まあ明らかにバブルという感じなので,政府(BC州)も対策に乗り出していて,この8月で外国人による住宅購入に15%の税をかけるということを始めたらしい。それで8月の市況が非常に悪くなって,昨年・一昨年と比べて住宅(もちろん中古ですよ)の取引量がずいぶん減ったという報道がなされている(たとえばこのへん)。で,これがバブル崩壊の引き金を引くんじゃないか,みたいな議論があるようだが,総量規制で不動産取引ができなくなってバブル崩壊に至っていく日本の話を彷彿とさせるものがある。まああれは地方政府じゃなくて中央政府による政策だったわけだが。とはいえ,一般の人がほとんど住宅を買えないような状況になる中で政府が動かざるを得ないというのはまあどこでも一緒なんだろう。
バブルになっている原因の一つは,住宅供給が少ないということもある。以前にも書いたように,普通の借家でもなかなか大変な感じになっていて,ウェブのニュースで聞いた範囲だと,Metro Vancouverの空室率は4%程度に過ぎないということらしい!4%ってなんかすごいなと思うわけですが,これはまあやっぱり供給面の問題もあるんだろう。その対応としてやってるのがたぶん集合住宅(Condo)の供給ということで,バンクーバーにはSkytrainという交通システムがあり,少しずつ拡張しているのだが,このカナダラインの方(ほかにも二つ路線があるけどまだそっちはのったことがない)の沿線で,一戸建てを壊して大きな集合住宅を作っている。ダウンタウン以外はほとんど一戸建ての住宅が並んでいるバンクーバーで,カナダラインのあたりは集合住宅が徐々にできているというのはなかなか興味深い。
僕が住んでいる地域は,カナダラインから少し外れたところ,バンクーバーの南の端になるのだが,一番近くのカナダラインの駅(Marin Drive;かなり遠いけど)は日本でいう「駅ビル」化が始まっていて,となりに集合住宅が建設され,なんというか「都市的」なライフスタイルが企図されているように思う。同じ道(Marin Driveという道/ややこしい)沿いのCanadian Superstoreが思いっきり郊外的なスタイルでやってるのに,近くにあるMarin Drive Stationのスーパーは,車ではなく人間がモノを運ぶことを想定したつくりになっているというか。

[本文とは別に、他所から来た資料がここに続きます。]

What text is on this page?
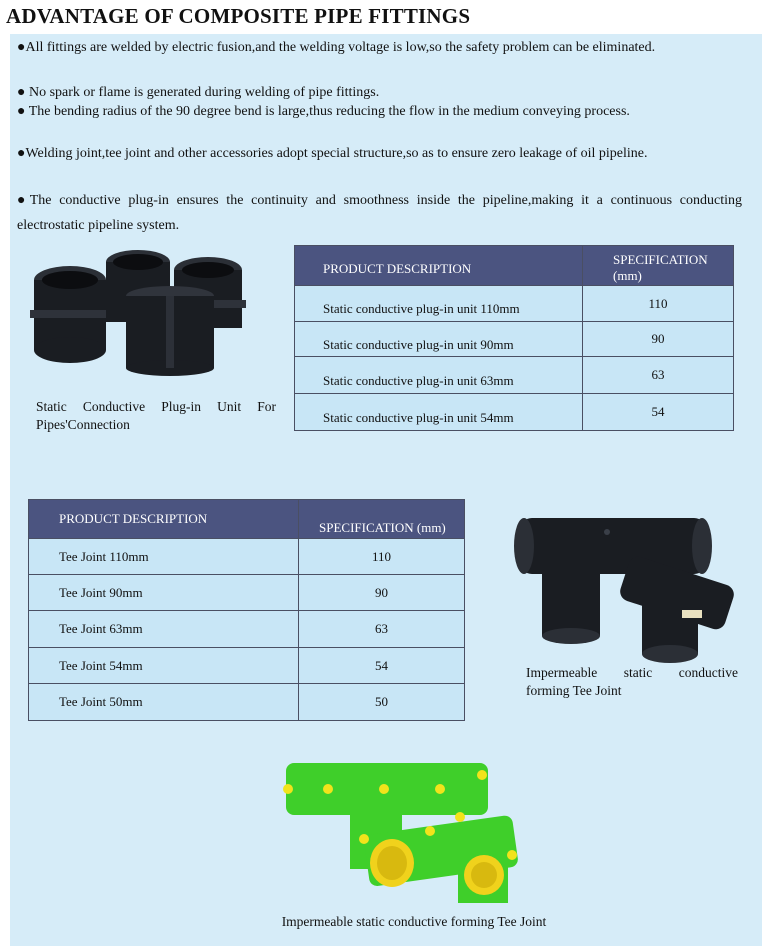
ADVANTAGE OF COMPOSITE PIPE FITTINGS
●All fittings are welded by electric fusion,and the welding voltage is low,so the safety problem can be eliminated.
● No spark or flame is generated during welding of pipe fittings.
● The bending radius of the 90 degree bend is large,thus reducing the flow in the medium conveying process.
●Welding joint,tee joint and other accessories adopt special structure,so as to ensure zero leakage of oil pipeline.
●The conductive plug-in ensures the continuity and smoothness inside the pipeline,making it a continuous conducting electrostatic pipeline system.
Static Conductive Plug-in Unit For Pipes'Connection
PRODUCT DESCRIPTION	SPECIFICATION (mm)
Static conductive plug-in unit 110mm	110
Static conductive plug-in unit 90mm	90
Static conductive plug-in unit 63mm	63
Static conductive plug-in unit 54mm	54
PRODUCT DESCRIPTION	SPECIFICATION (mm)
Tee Joint 110mm	110
Tee Joint 90mm	90
Tee Joint 63mm	63
Tee Joint 54mm	54
Tee Joint 50mm	50
Impermeable static conductive forming Tee Joint
Impermeable static conductive forming Tee Joint
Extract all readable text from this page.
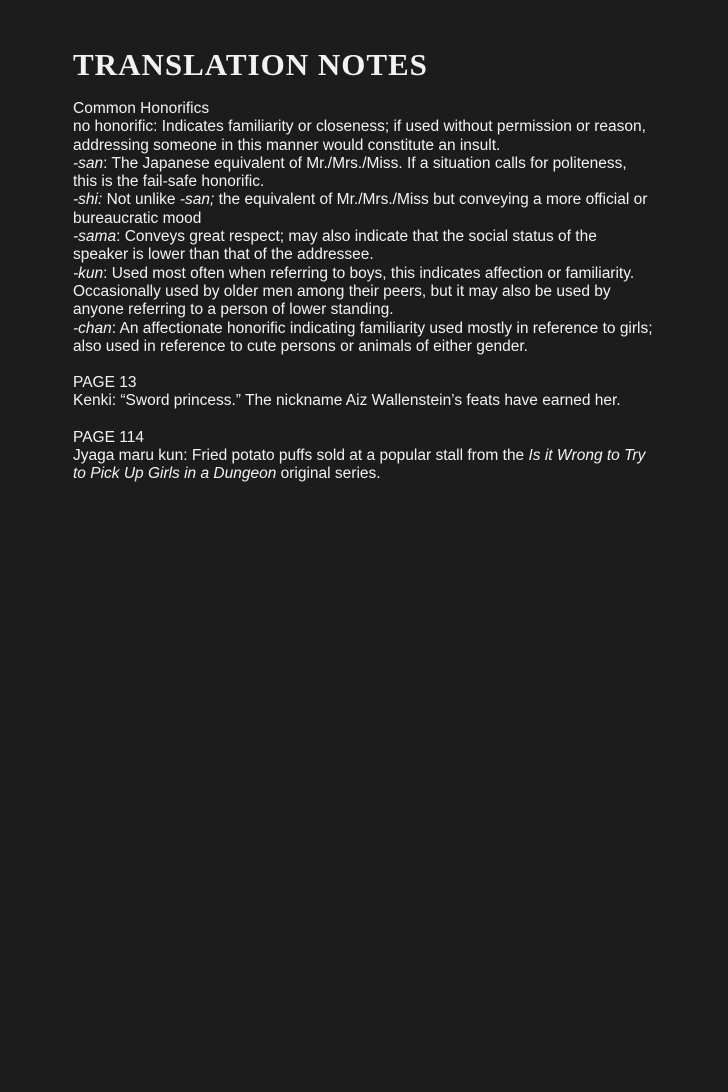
TRANSLATION NOTES

Common Honorifics

no honorific: Indicates familiarity or closeness; if used without permission or reason, addressing someone in this manner would constitute an insult.

-san: The Japanese equivalent of Mr./Mrs./Miss. If a situation calls for politeness, this is the fail-safe honorific.

-shi: Not unlike -san; the equivalent of Mr./Mrs./Miss but conveying a more official or bureaucratic mood

-sama: Conveys great respect; may also indicate that the social status of the speaker is lower than that of the addressee.

-kun: Used most often when referring to boys, this indicates affection or familiarity. Occasionally used by older men among their peers, but it may also be used by anyone referring to a person of lower standing.

-chan: An affectionate honorific indicating familiarity used mostly in reference to girls; also used in reference to cute persons or animals of either gender.

PAGE 13

Kenki: “Sword princess.” The nickname Aiz Wallenstein’s feats have earned her.

PAGE 114

Jyaga maru kun: Fried potato puffs sold at a popular stall from the Is it Wrong to Try to Pick Up Girls in a Dungeon original series.
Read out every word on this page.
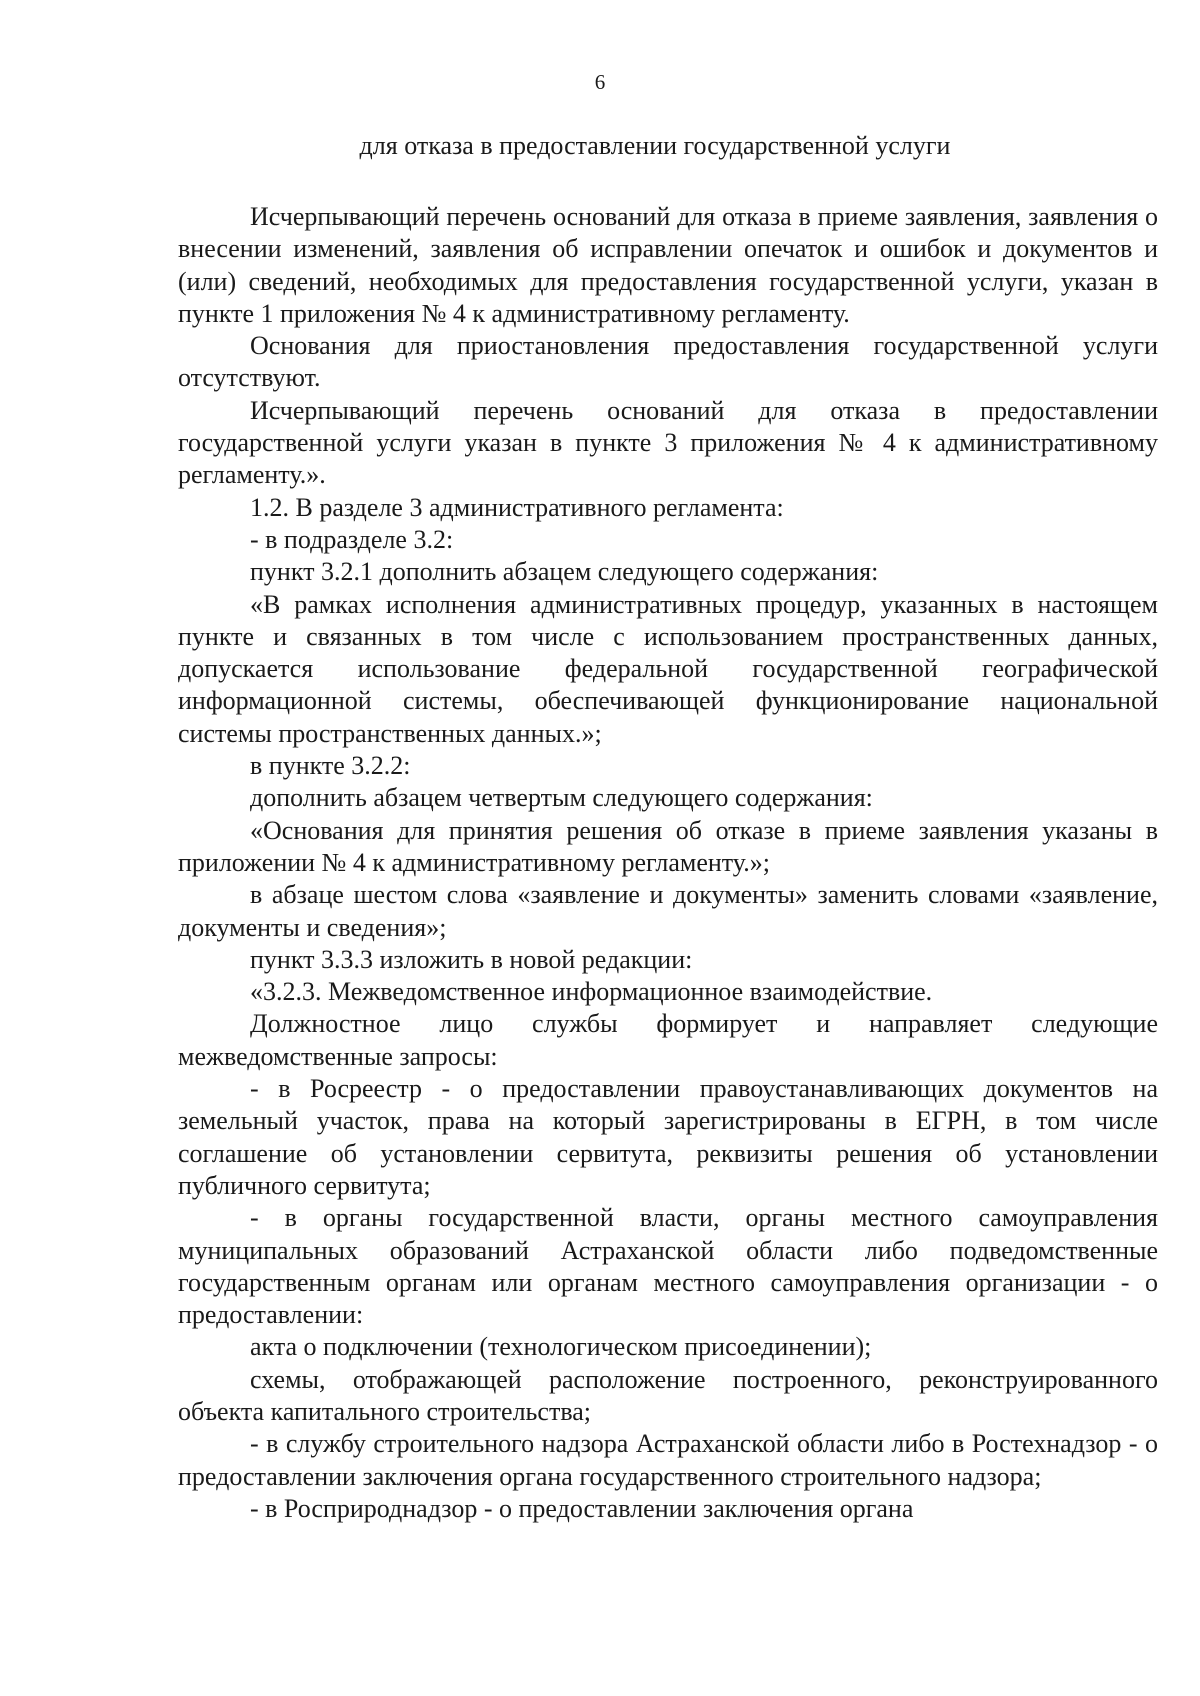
6
для отказа в предоставлении государственной услуги

Исчерпывающий перечень оснований для отказа в приеме заявления, заявления о внесении изменений, заявления об исправлении опечаток и ошибок и документов и (или) сведений, необходимых для предоставления государственной услуги, указан в пункте 1 приложения № 4 к административному регламенту.

Основания для приостановления предоставления государственной услуги отсутствуют.

Исчерпывающий перечень оснований для отказа в предоставлении государственной услуги указан в пункте 3 приложения № 4 к административному регламенту.».

1.2. В разделе 3 административного регламента:

- в подразделе 3.2:

пункт 3.2.1 дополнить абзацем следующего содержания:

«В рамках исполнения административных процедур, указанных в настоящем пункте и связанных в том числе с использованием пространственных данных, допускается использование федеральной государственной географической информационной системы, обеспечивающей функционирование национальной системы пространственных данных.»;

в пункте 3.2.2:

дополнить абзацем четвертым следующего содержания:

«Основания для принятия решения об отказе в приеме заявления указаны в приложении № 4 к административному регламенту.»;

в абзаце шестом слова «заявление и документы» заменить словами «заявление, документы и сведения»;

пункт 3.3.3 изложить в новой редакции:

«3.2.3. Межведомственное информационное взаимодействие.

Должностное лицо службы формирует и направляет следующие межведомственные запросы:

- в Росреестр - о предоставлении правоустанавливающих документов на земельный участок, права на который зарегистрированы в ЕГРН, в том числе соглашение об установлении сервитута, реквизиты решения об установлении публичного сервитута;

- в органы государственной власти, органы местного самоуправления муниципальных образований Астраханской области либо подведомственные государственным органам или органам местного самоуправления организации - о предоставлении:

акта о подключении (технологическом присоединении);

схемы, отображающей расположение построенного, реконструированного объекта капитального строительства;

- в службу строительного надзора Астраханской области либо в Ростехнадзор - о предоставлении заключения органа государственного строительного надзора;

- в Росприроднадзор - о предоставлении заключения органа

(↑Marin Drive Stationから。この左右にも建築中の集合住宅がある)
集合住宅というと,カナダラインが続いているリッチモンドのほうはなんか見渡す限り集合住宅という感じで,まさに郊外での集住という感じ。一戸建て中心のMetro Vancouver(ダウンタウンは除く)に電車路線とともに集合住宅が増えてくる,というのは,バンクーバー版「都心回帰」って感じなんだろうか。